The Basic Exclusion Amount
The basic exclusion amount is the total dollar value of assets a person can transfer (during life and at death combined) without owing federal gift or estate tax:
- For 2025: $13.99 million per individual ($13,990,000)
- Married couples can effectively shield up to $27.98 million combined
- The exclusion applies to the combined total of lifetime taxable gifts and the taxable estate at death
- The amount is indexed for inflation and adjusts annually
Portability Between Spouses
Portability allows a surviving spouse to use the deceased spouse's unused exclusion:
- If the first spouse to die does not use their entire exclusion, the unused portion can transfer to the surviving spouse
- The estate of the first spouse must file Form 706 (estate tax return) to elect portability, even if no estate tax is owed
- The surviving spouse can then add the deceased spousal unused exclusion (DSUE) to their own exclusion
Example:
- First spouse dies with a $4 million taxable estate (2025)
- Their unused exclusion: $13.99M - $4M = $9.99 million
- If Form 706 is filed, the surviving spouse's available exclusion becomes: $13.99M + $9.99M = $23.98 million
Exam Tip: Gotchas
- Portability requires filing Form 706 even when the estate owes no tax. If the executor fails to file, the unused exclusion is lost. Portability is NOT automatic; it must be elected.
- Portability applies to the estate/gift tax exclusion but NOT to the generation-skipping transfer tax (GST) exemption. The GST exemption cannot be transferred to a surviving spouse.

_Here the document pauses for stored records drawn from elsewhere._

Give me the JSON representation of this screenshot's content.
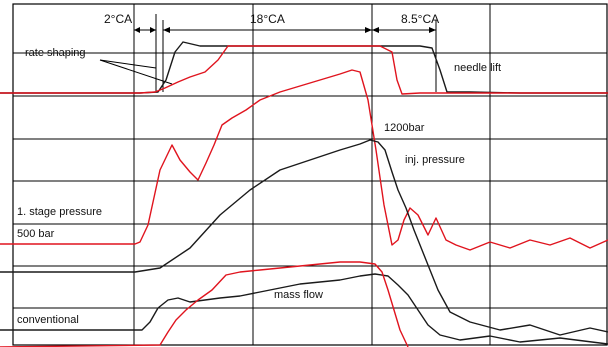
{
  "chart_data": {
    "type": "line",
    "grid": true,
    "annotations": {
      "top_2ca": "2°CA",
      "top_18ca": "18°CA",
      "top_85ca": "8.5°CA",
      "rate_shaping": "rate shaping",
      "needle_lift": "needle lift",
      "p1200": "1200bar",
      "inj_pressure": "inj. pressure",
      "stage_pressure": "1. stage pressure",
      "p500": "500 bar",
      "mass_flow": "mass flow",
      "conventional": "conventional"
    },
    "colors": {
      "rate_shaped": "#e0141e",
      "conventional": "#1a1a1a"
    },
    "series": [
      {
        "group": "needle lift",
        "color": "#1a1a1a",
        "x": [
          0,
          140,
          158,
          166,
          175,
          183,
          200,
          230,
          260,
          300,
          340,
          380,
          420,
          432,
          440,
          447,
          470,
          520,
          608
        ],
        "y": [
          93,
          93,
          92,
          80,
          52,
          42,
          46,
          46,
          46,
          46,
          46,
          46,
          46,
          48,
          70,
          92,
          92,
          93,
          93
        ]
      },
      {
        "group": "needle lift",
        "color": "#e0141e",
        "x": [
          0,
          140,
          155,
          165,
          178,
          190,
          205,
          218,
          228,
          240,
          270,
          300,
          340,
          380,
          392,
          397,
          402,
          420,
          460,
          520,
          608
        ],
        "y": [
          93,
          93,
          92,
          88,
          82,
          77,
          72,
          60,
          46,
          46,
          46,
          46,
          46,
          46,
          52,
          80,
          94,
          93,
          93,
          93,
          93
        ]
      },
      {
        "group": "inj. pressure",
        "color": "#e0141e",
        "x": [
          0,
          135,
          140,
          148,
          160,
          172,
          180,
          190,
          198,
          206,
          214,
          222,
          232,
          246,
          260,
          280,
          300,
          320,
          340,
          352,
          360,
          368,
          376,
          384,
          392,
          398,
          404,
          410,
          418,
          428,
          436,
          446,
          456,
          470,
          490,
          510,
          530,
          550,
          570,
          590,
          608
        ],
        "y": [
          244,
          244,
          242,
          225,
          170,
          145,
          160,
          172,
          180,
          163,
          145,
          125,
          118,
          110,
          100,
          92,
          86,
          80,
          74,
          70,
          72,
          100,
          150,
          205,
          245,
          240,
          220,
          208,
          215,
          235,
          218,
          240,
          245,
          250,
          242,
          248,
          240,
          245,
          238,
          248,
          240
        ]
      },
      {
        "group": "inj. pressure",
        "color": "#1a1a1a",
        "x": [
          0,
          135,
          160,
          190,
          220,
          250,
          280,
          310,
          340,
          360,
          370,
          378,
          385,
          392,
          398,
          406,
          414,
          422,
          430,
          438,
          450,
          470,
          500,
          530,
          560,
          590,
          608
        ],
        "y": [
          272,
          272,
          268,
          248,
          215,
          190,
          170,
          160,
          150,
          144,
          140,
          142,
          150,
          172,
          190,
          208,
          230,
          250,
          270,
          290,
          312,
          322,
          330,
          325,
          335,
          328,
          332
        ]
      },
      {
        "group": "mass flow",
        "color": "#1a1a1a",
        "x": [
          0,
          142,
          150,
          158,
          168,
          178,
          190,
          205,
          220,
          240,
          260,
          280,
          300,
          320,
          340,
          360,
          375,
          388,
          398,
          408,
          418,
          428,
          440,
          460,
          490,
          520,
          560,
          608
        ],
        "y": [
          330,
          330,
          322,
          308,
          300,
          298,
          302,
          300,
          298,
          296,
          292,
          288,
          284,
          282,
          280,
          276,
          274,
          276,
          285,
          295,
          310,
          325,
          335,
          340,
          336,
          342,
          338,
          344
        ]
      },
      {
        "group": "mass flow",
        "color": "#e0141e",
        "x": [
          0,
          160,
          168,
          176,
          186,
          198,
          212,
          226,
          240,
          260,
          280,
          300,
          320,
          340,
          360,
          375,
          382,
          388,
          394,
          400,
          408
        ],
        "y": [
          347,
          345,
          332,
          320,
          310,
          300,
          290,
          275,
          272,
          270,
          268,
          266,
          264,
          262,
          262,
          264,
          272,
          290,
          310,
          330,
          347
        ]
      }
    ]
  }
}
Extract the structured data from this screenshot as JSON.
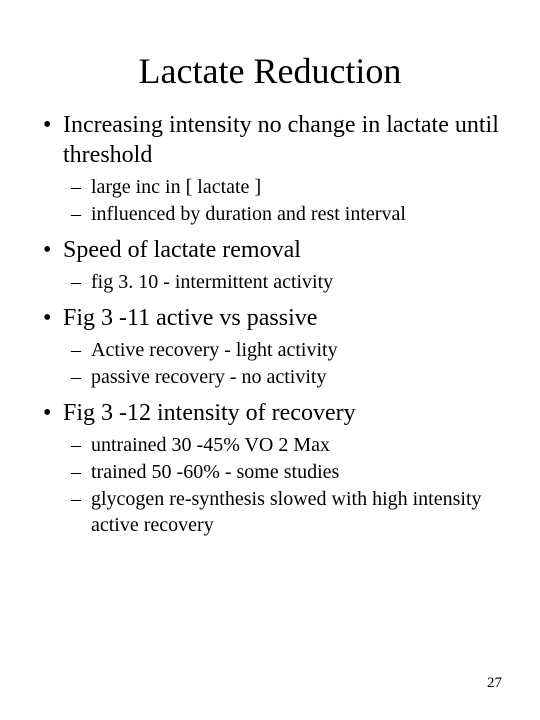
{
  "slide": {
    "title": "Lactate Reduction",
    "page_number": "27",
    "bullets": [
      {
        "text": "Increasing intensity no change in lactate until threshold",
        "sub": [
          "large inc in [ lactate ]",
          "influenced by duration and rest interval"
        ]
      },
      {
        "text": "Speed of lactate removal",
        "sub": [
          "fig 3. 10 - intermittent activity"
        ]
      },
      {
        "text": "Fig 3 -11 active vs passive",
        "sub": [
          "Active recovery - light activity",
          "passive recovery - no activity"
        ]
      },
      {
        "text": "Fig 3 -12 intensity of recovery",
        "sub": [
          "untrained 30 -45% VO 2 Max",
          "trained 50 -60% - some studies",
          "glycogen re-synthesis slowed with high intensity active recovery"
        ]
      }
    ]
  },
  "style": {
    "background_color": "#ffffff",
    "text_color": "#000000",
    "font_family": "Times New Roman",
    "title_fontsize": 36,
    "level1_fontsize": 24,
    "level2_fontsize": 20,
    "page_number_fontsize": 15
  }
}
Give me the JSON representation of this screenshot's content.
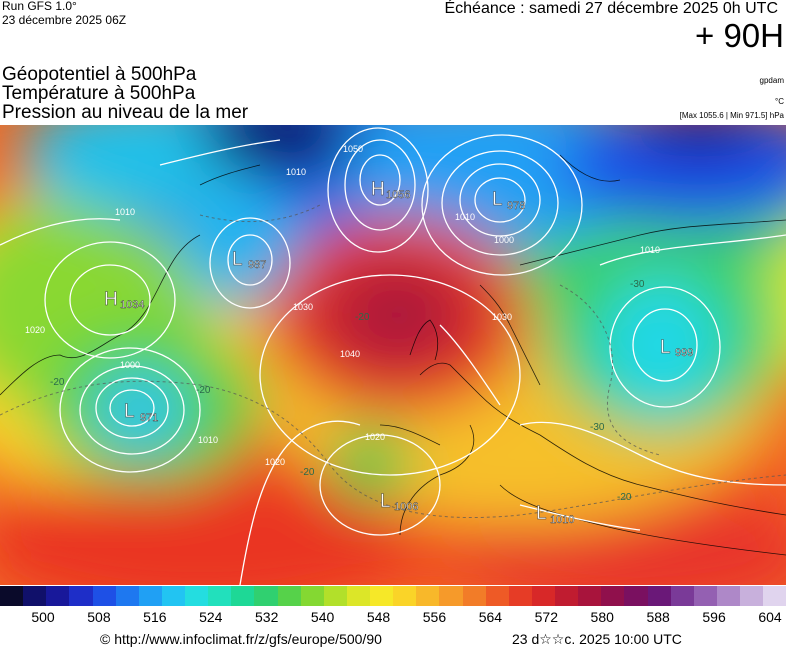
{
  "header": {
    "run": "Run GFS 1.0°",
    "run_date": "23 décembre 2025 06Z",
    "echeance": "Échéance : samedi 27 décembre 2025 0h UTC",
    "lead": "+ 90H",
    "title_lines": [
      "Géopotentiel à 500hPa",
      "Température à 500hPa",
      "Pression au niveau de la mer"
    ],
    "unit_gpdam": "gpdam",
    "unit_c": "°C",
    "minmax": "[Max 1055.6 | Min 971.5] hPa"
  },
  "map": {
    "pressure_centers": [
      {
        "type": "H",
        "value": "1034"
      },
      {
        "type": "L",
        "value": "971"
      },
      {
        "type": "L",
        "value": "987"
      },
      {
        "type": "H",
        "value": "1056"
      },
      {
        "type": "L",
        "value": "978"
      },
      {
        "type": "L",
        "value": "999"
      },
      {
        "type": "L",
        "value": "1006"
      },
      {
        "type": "L",
        "value": "1010"
      }
    ],
    "isobar_labels": [
      "1010",
      "1010",
      "1010",
      "1010",
      "1010",
      "1020",
      "1020",
      "1020",
      "1030",
      "1030",
      "1040",
      "1000",
      "1000",
      "1050"
    ],
    "temp_labels": [
      "-20",
      "-20",
      "-20",
      "-20",
      "-20",
      "-30",
      "-30"
    ]
  },
  "colorbar": {
    "colors": [
      "#0a0a2a",
      "#10106a",
      "#18189a",
      "#1e2ec8",
      "#1e50e6",
      "#1e78f0",
      "#20a0f4",
      "#22c4f2",
      "#24dde0",
      "#22e0bc",
      "#1ed896",
      "#30d070",
      "#56d24a",
      "#84d832",
      "#b2e02a",
      "#dce628",
      "#f6e828",
      "#fad428",
      "#f8b82a",
      "#f69a2a",
      "#f27c28",
      "#ee5a26",
      "#e63c26",
      "#d82828",
      "#c01c30",
      "#a8143c",
      "#90104c",
      "#7a1060",
      "#6a1878",
      "#7a3a98",
      "#9460b2",
      "#ae88c8",
      "#c8b0dc",
      "#e0d4ee"
    ],
    "ticks": [
      "500",
      "508",
      "516",
      "524",
      "532",
      "540",
      "548",
      "556",
      "564",
      "572",
      "580",
      "588",
      "596",
      "604"
    ]
  },
  "footer": {
    "url": "© http://www.infoclimat.fr/z/gfs/europe/500/90",
    "date": "23 d☆☆c. 2025 10:00 UTC"
  }
}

Unlimited Marital Deduction
Transfers between spouses receive special treatment under the tax code:
- Transfers between spouses (during life or at death) are generally not subject to gift or estate tax
- The unlimited marital deduction allows any amount to pass between spouses tax-free
- There is no cap: a spouse can leave $100 million to their partner with zero transfer tax
Non-citizen spouse exception:
| Spouse Status | Rule |
|---|---|
| U.S. citizen spouse | Unlimited marital deduction applies |
| Non-citizen spouse (gifts during life) | Special annual exclusion of $190,000 (2025) |
| Non-citizen spouse (transfers at death) | Must use a qualified domestic trust (QDOT) to defer estate tax |
Exam Tip: Gotchas
- The unlimited marital deduction requires the receiving spouse to be a U.S. citizen. For non-citizen spouses, the rules are more restrictive: a special $190,000 annual exclusion for lifetime gifts, and a qualified domestic trust (QDOT) requirement for transfers at death.